Kota Kupang, TIRILOLOKNEWS.COM || REGIONAL – Program Bangun Karya yang merupakan hasil kolaborasi antara Badan Pengawas Obat dan Makanan (BPOM) Republik Indonesia, Pemerintah Provinsi Nusa Tenggara Timur, dan Bentoel Group resmi ditutup dalam sebuah upacara di Aula Rumah Jabatan Gubernur NTT, Kupang, pada Rabu, (4/6/2025).
Penutupan program dihadiri oleh Gubernur NTT, Emanuel Melkuades Laka Lena, bersama Plh. Kepala BPOM RI, Irjen. Pol. Dr. Jayadi.
Program yang menjadi bagian dari kampanye keberlanjutan Bangun Bangsa yang telah memberikan pendampingan intensif kepada 10 pelaku UMKM di sektor pangan olahan, kosmetik, dan obat tradisional.
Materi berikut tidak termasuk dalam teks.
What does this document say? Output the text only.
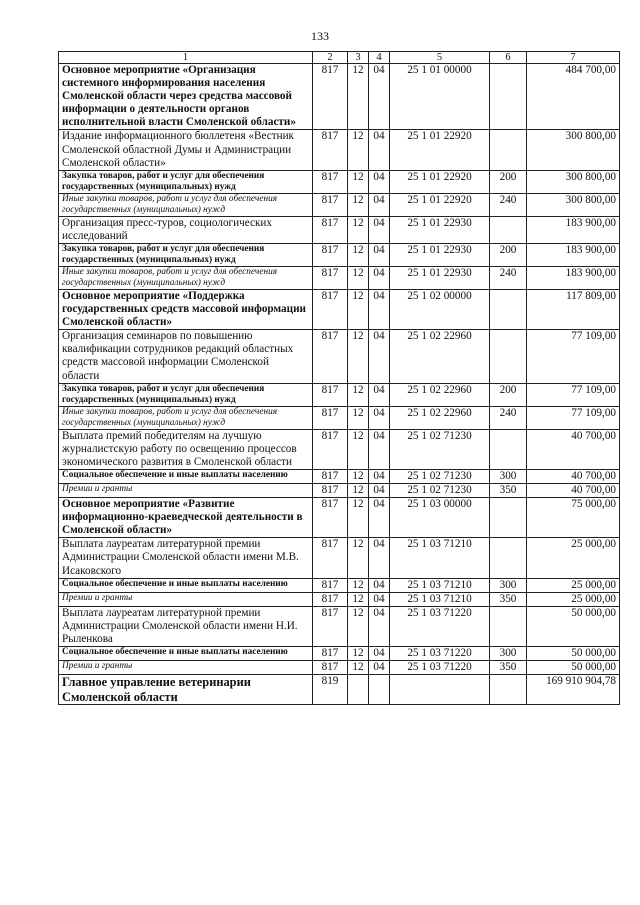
133
1	2	3	4	5	6	7
Основное мероприятие «Организация системного информирования населения Смоленской области через средства массовой информации о деятельности органов исполнительной власти Смоленской области»	817	12	04	25 1 01 00000		484 700,00
Издание информационного бюллетеня «Вестник Смоленской областной Думы и Администрации Смоленской области»	817	12	04	25 1 01 22920		300 800,00
Закупка товаров, работ и услуг для обеспечения государственных (муниципальных) нужд	817	12	04	25 1 01 22920	200	300 800,00
Иные закупки товаров, работ и услуг для обеспечения государственных (муниципальных) нужд	817	12	04	25 1 01 22920	240	300 800,00
Организация пресс-туров, социологических исследований	817	12	04	25 1 01 22930		183 900,00
Закупка товаров, работ и услуг для обеспечения государственных (муниципальных) нужд	817	12	04	25 1 01 22930	200	183 900,00
Иные закупки товаров, работ и услуг для обеспечения государственных (муниципальных) нужд	817	12	04	25 1 01 22930	240	183 900,00
Основное мероприятие «Поддержка государственных средств массовой информации Смоленской области»	817	12	04	25 1 02 00000		117 809,00
Организация семинаров по повышению квалификации сотрудников редакций областных средств массовой информации Смоленской области	817	12	04	25 1 02 22960		77 109,00
Закупка товаров, работ и услуг для обеспечения государственных (муниципальных) нужд	817	12	04	25 1 02 22960	200	77 109,00
Иные закупки товаров, работ и услуг для обеспечения государственных (муниципальных) нужд	817	12	04	25 1 02 22960	240	77 109,00
Выплата премий победителям на лучшую журналистскую работу по освещению процессов экономического развития в Смоленской области	817	12	04	25 1 02 71230		40 700,00
Социальное обеспечение и иные выплаты населению	817	12	04	25 1 02 71230	300	40 700,00
Премии и гранты	817	12	04	25 1 02 71230	350	40 700,00
Основное мероприятие «Развитие информационно-краеведческой деятельности в Смоленской области»	817	12	04	25 1 03 00000		75 000,00
Выплата лауреатам литературной премии Администрации Смоленской области имени М.В. Исаковского	817	12	04	25 1 03 71210		25 000,00
Социальное обеспечение и иные выплаты населению	817	12	04	25 1 03 71210	300	25 000,00
Премии и гранты	817	12	04	25 1 03 71210	350	25 000,00
Выплата лауреатам литературной премии Администрации Смоленской области имени Н.И. Рыленкова	817	12	04	25 1 03 71220		50 000,00
Социальное обеспечение и иные выплаты населению	817	12	04	25 1 03 71220	300	50 000,00
Премии и гранты	817	12	04	25 1 03 71220	350	50 000,00
Главное управление ветеринарии Смоленской области	819					169 910 904,78
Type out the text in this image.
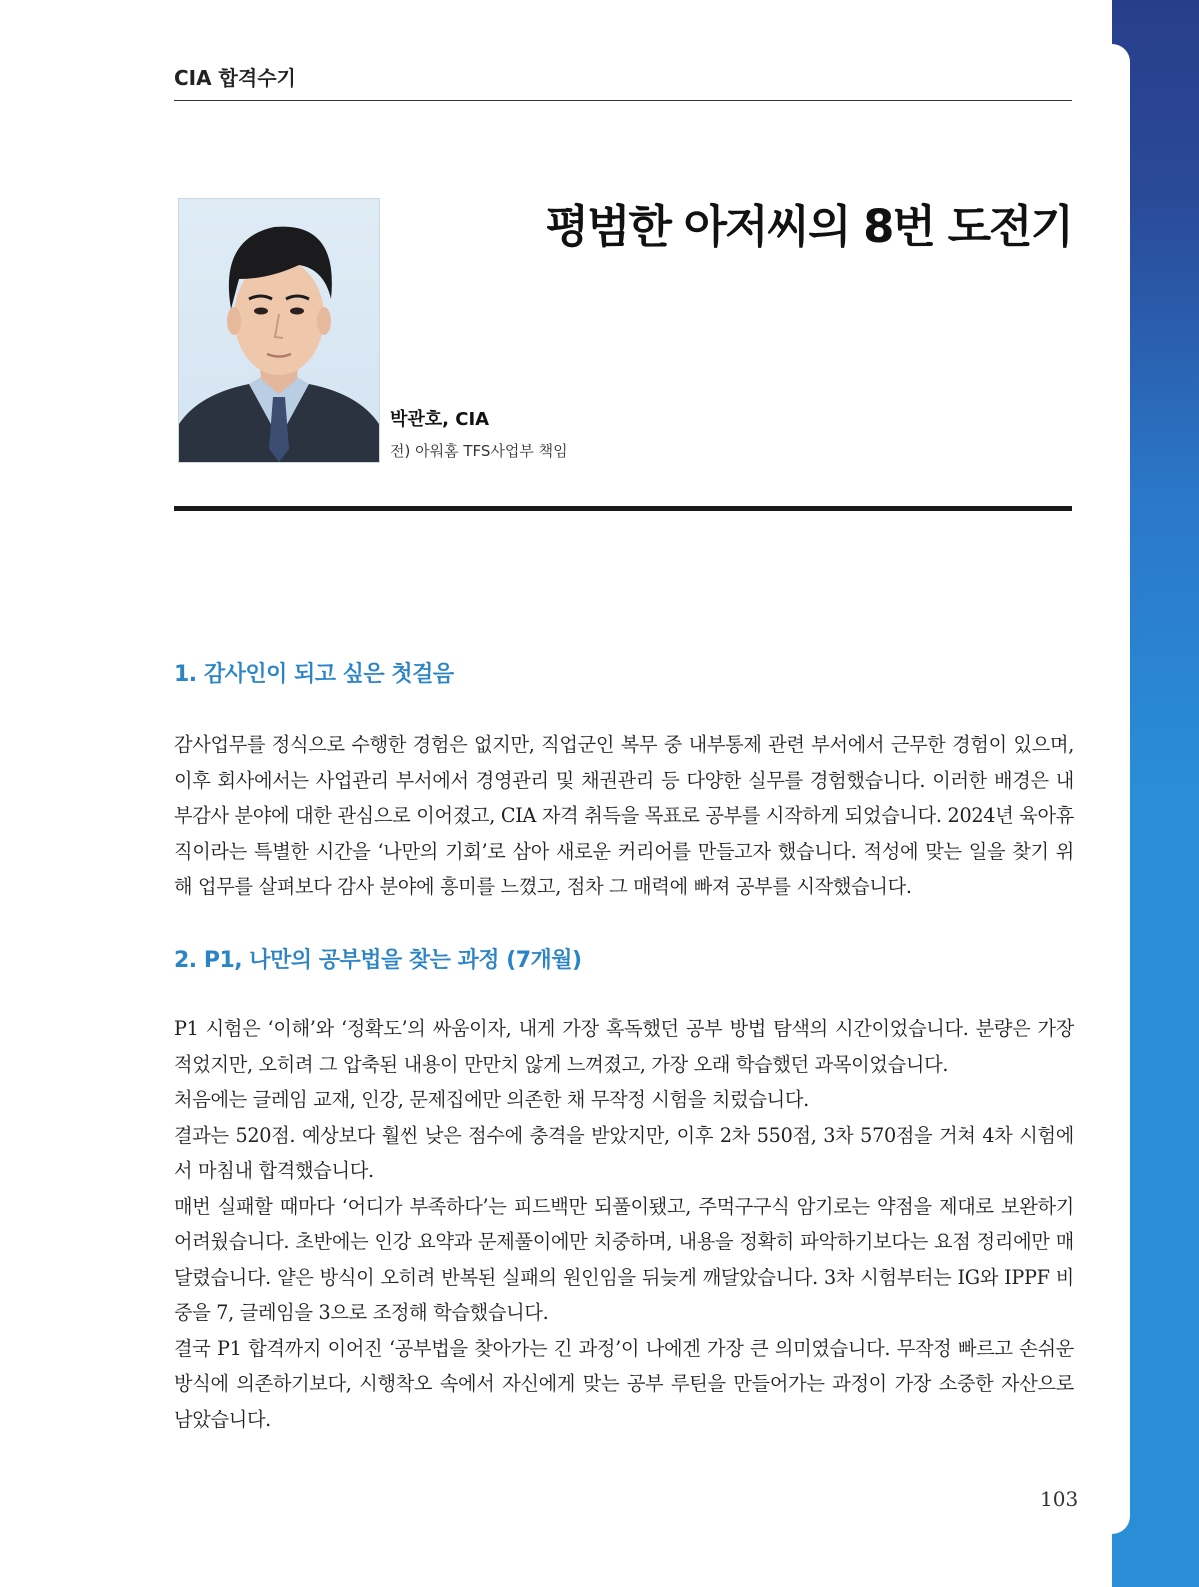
CIA 합격수기
평범한 아저씨의 8번 도전기
박관호, CIA
전) 아워홈 TFS사업부 책임
1. 감사인이 되고 싶은 첫걸음

감사업무를 정식으로 수행한 경험은 없지만, 직업군인 복무 중 내부통제 관련 부서에서 근무한 경험이 있으며, 이후 회사에서는 사업관리 부서에서 경영관리 및 채권관리 등 다양한 실무를 경험했습니다. 이러한 배경은 내부감사 분야에 대한 관심으로 이어졌고, CIA 자격 취득을 목표로 공부를 시작하게 되었습니다. 2024년 육아휴직이라는 특별한 시간을 ‘나만의 기회’로 삼아 새로운 커리어를 만들고자 했습니다. 적성에 맞는 일을 찾기 위해 업무를 살펴보다 감사 분야에 흥미를 느꼈고, 점차 그 매력에 빠져 공부를 시작했습니다.

2. P1, 나만의 공부법을 찾는 과정 (7개월)

P1 시험은 ‘이해’와 ‘정확도’의 싸움이자, 내게 가장 혹독했던 공부 방법 탐색의 시간이었습니다. 분량은 가장 적었지만, 오히려 그 압축된 내용이 만만치 않게 느껴졌고, 가장 오래 학습했던 과목이었습니다.

처음에는 글레임 교재, 인강, 문제집에만 의존한 채 무작정 시험을 치렀습니다.

결과는 520점. 예상보다 훨씬 낮은 점수에 충격을 받았지만, 이후 2차 550점, 3차 570점을 거쳐 4차 시험에서 마침내 합격했습니다.

매번 실패할 때마다 ‘어디가 부족하다’는 피드백만 되풀이됐고, 주먹구구식 암기로는 약점을 제대로 보완하기 어려웠습니다. 초반에는 인강 요약과 문제풀이에만 치중하며, 내용을 정확히 파악하기보다는 요점 정리에만 매달렸습니다. 얕은 방식이 오히려 반복된 실패의 원인임을 뒤늦게 깨달았습니다. 3차 시험부터는 IG와 IPPF 비중을 7, 글레임을 3으로 조정해 학습했습니다.

결국 P1 합격까지 이어진 ‘공부법을 찾아가는 긴 과정’이 나에겐 가장 큰 의미였습니다. 무작정 빠르고 손쉬운 방식에 의존하기보다, 시행착오 속에서 자신에게 맞는 공부 루틴을 만들어가는 과정이 가장 소중한 자산으로 남았습니다.

103
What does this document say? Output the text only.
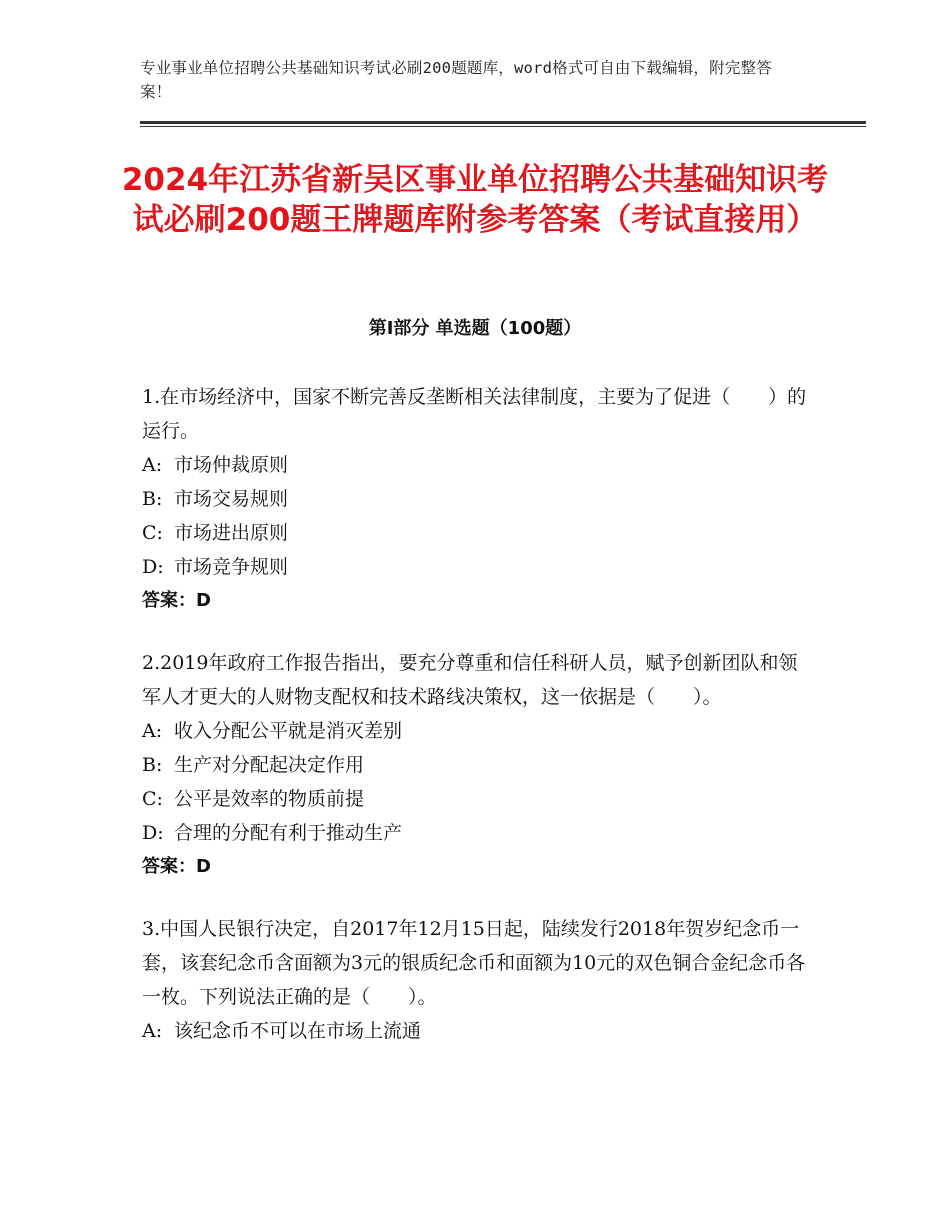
专业事业单位招聘公共基础知识考试必刷200题题库，word格式可自由下载编辑，附完整答案！
2024年江苏省新吴区事业单位招聘公共基础知识考试必刷200题王牌题库附参考答案（考试直接用）
第Ⅰ部分 单选题（100题）

1.在市场经济中，国家不断完善反垄断相关法律制度，主要为了促进（　　）的运行。

A: 市场仲裁原则

B: 市场交易规则

C: 市场进出原则

D: 市场竞争规则

答案：D

2.2019年政府工作报告指出，要充分尊重和信任科研人员，赋予创新团队和领军人才更大的人财物支配权和技术路线决策权，这一依据是（　　）。

A: 收入分配公平就是消灭差别

B: 生产对分配起决定作用

C: 公平是效率的物质前提

D: 合理的分配有利于推动生产

答案：D

3.中国人民银行决定，自2017年12月15日起，陆续发行2018年贺岁纪念币一套，该套纪念币含面额为3元的银质纪念币和面额为10元的双色铜合金纪念币各一枚。下列说法正确的是（　　）。

A: 该纪念币不可以在市场上流通
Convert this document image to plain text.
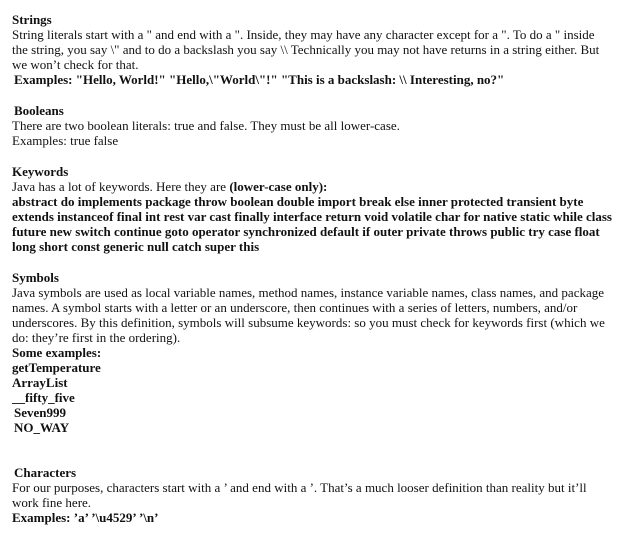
Strings

String literals start with a " and end with a ". Inside, they may have any character except for a ". To do a " inside the string, you say \" and to do a backslash you say \\ Technically you may not have returns in a string either. But we won’t check for that.

Examples: "Hello, World!" "Hello,\"World\"!" "This is a backslash: \\ Interesting, no?"

Booleans

There are two boolean literals: true and false. They must be all lower-case.

Examples: true false

Keywords

Java has a lot of keywords. Here they are (lower-case only):

abstract do implements package throw boolean double import break else inner protected transient byte extends instanceof final int rest var cast finally interface return void volatile char for native static while class future new switch continue goto operator synchronized default if outer private throws public try case float long short const generic null catch super this

Symbols

Java symbols are used as local variable names, method names, instance variable names, class names, and package names. A symbol starts with a letter or an underscore, then continues with a series of letters, numbers, and/or underscores. By this definition, symbols will subsume keywords: so you must check for keywords first (which we do: they’re first in the ordering).

Some examples:

getTemperature

ArrayList

__fifty_five

Seven999

NO_WAY

Characters

For our purposes, characters start with a ’ and end with a ’. That’s a much looser definition than reality but it’ll work fine here.

Examples: ’a’ ’\u4529’ ’\n’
Pendampingan dilakukan di empat wilayah prioritas, yakni Kota Kupang, Kabupaten Kupang, Timor Tengah Selatan, dan Alor.
Salah satu capaian utama program adalah pembangunan rumah produksi yang sesuai standar Good Manufacturing Practices (GMP), sehingga mempercepat proses perizinan dari BPOM RI.
Sebelumnya, lebih dari 300 pelaku usaha dan masyarakat telah mendapatkan edukasi mengenai praktik produksi yang baik.
Dalam smbutan penutup, Gubernur NTT menyampaikan bahwa rencana penguatan program melalui konsep One Village One Product (OVOP) dengan dukungan pendanaan dari bank daerah.
Pendekatan kolaboratif yang melibatkan unsur pemerintah, lembaga keagamaan, perguruan tinggi, pengusaha, dan organisasi profesi juga akan diterapkan untuk mendampingi pelaku usaha agar mampu berkembang secara mandiri dan berkelanjutan.
Rencana selanjutnya termasuk pengembangan pasar lokal bernama NTT Mart yang akan menjadi ruang promosi dan distribusi produk UMKM unggulan dari berbagai desa dan kelurahan di seluruh provinsi.
Acara ditutup dengan penayangan dokumentasi capaian program serta penyerahan apresiasi kepada 10 UMKM terbaik.
Mereka adalah UMKM Dewi Costura, UD Jelyta, Uatucho, Gema Industri, Pawiro, Paabla, La Fania (Epifania), Ma Netha, Lewalu Bumi Laut, dan Yudistira.